Some patients who underwent surgery at Denver’s Porter Adventist Hospital have been warned they may be at risk for contracting HIV, hepatitis B, or hepatitis C due to an infection control breach involving surgical instruments. The breach may have affected patients who underwent orthopedic or spine surgery between July 21, 2016 and February 20, 2018, according to a statement released by Larry Wolk, executive director and chief medical officer of the Colorado Department of Public Health and Environment.

“The process for cleaning surgical instruments following orthopedic and spine surgeries was found to be inadequate, which may have compromised the sterilization of the instruments,” according to Wolk. “The department is not aware of any patient infections related to the breach at this time. This risk of surgical site infection related to this event (above the usual risk related to surgery) is unknown. The risk of getting HIV, hepatitis B, or hepatitis C because of this issue is considered very low.”

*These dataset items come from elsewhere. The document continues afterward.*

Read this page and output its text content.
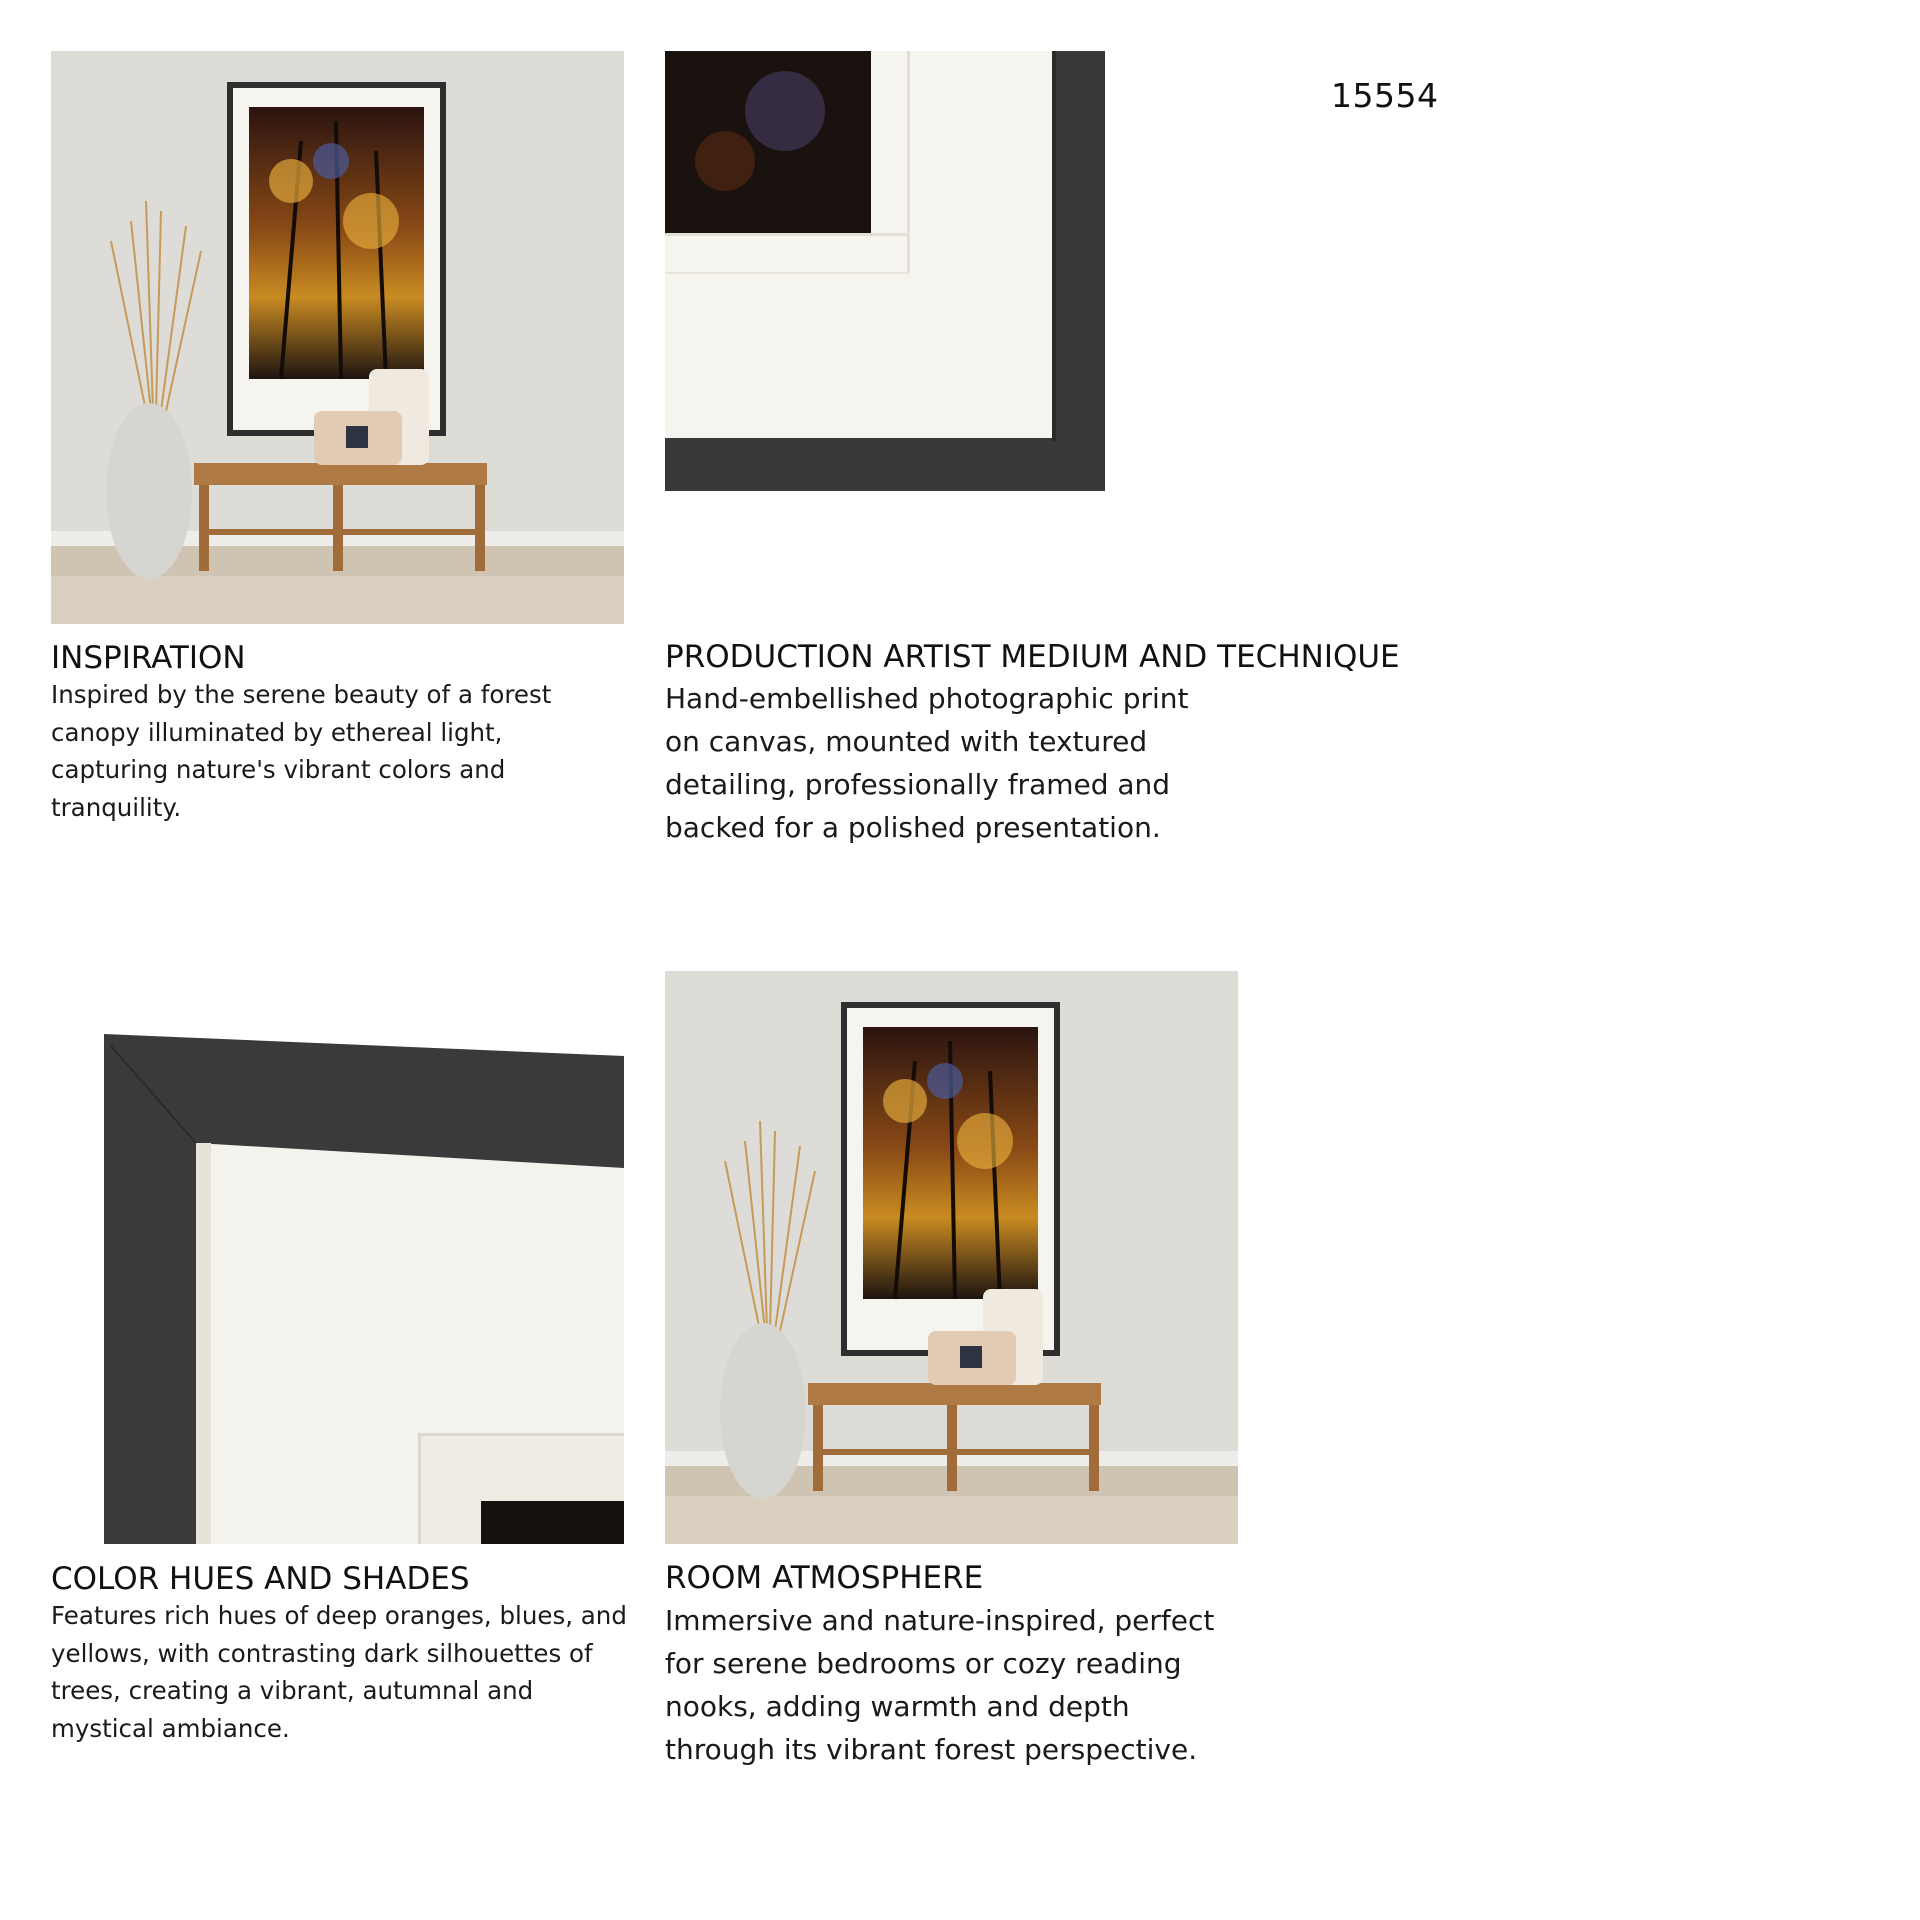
15554
INSPIRATION
Inspired by the serene beauty of a forest
canopy illuminated by ethereal light,
capturing nature's vibrant colors and
tranquility.
PRODUCTION ARTIST MEDIUM AND TECHNIQUE
Hand-embellished photographic print
on canvas, mounted with textured
detailing, professionally framed and
backed for a polished presentation.
COLOR HUES AND SHADES
Features rich hues of deep oranges, blues, and
yellows, with contrasting dark silhouettes of
trees, creating a vibrant, autumnal and
mystical ambiance.
ROOM ATMOSPHERE
Immersive and nature-inspired, perfect
for serene bedrooms or cozy reading
nooks, adding warmth and depth
through its vibrant forest perspective.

The state health department received notification of the breach on February 21 and conducted an on-site survey of Porter Adventist’s infection control practices the next day. A disease control investigation is ongoing, and Wolk’s statement said the department last visited the hospital on March 28 to confirm that current infection control practices meet standards.

The statement said Porter Adventist stopped using and reprocessed all surgical equipment in question on February 20. There appears to be no increased risk to current surgical patients at Porter Adventist because of the breach, Wolk said.

The hospital mailed letters on April 4 to patients who might have been put at risk.

The hospital released a statement related to the breach, according to the Denver Post. “Patient safety is our top priority at Porter Adventist Hospital,” stated hospital spokeswoman Chrissy Nicholson. “We are proactively working with the Colorado Department of Public Health & Environment about a gap in the pre-cleaning process, prior to sterilization. While we take any gap in our pre-cleaning process seriously, at this time we are not aware of it having caused any infections.”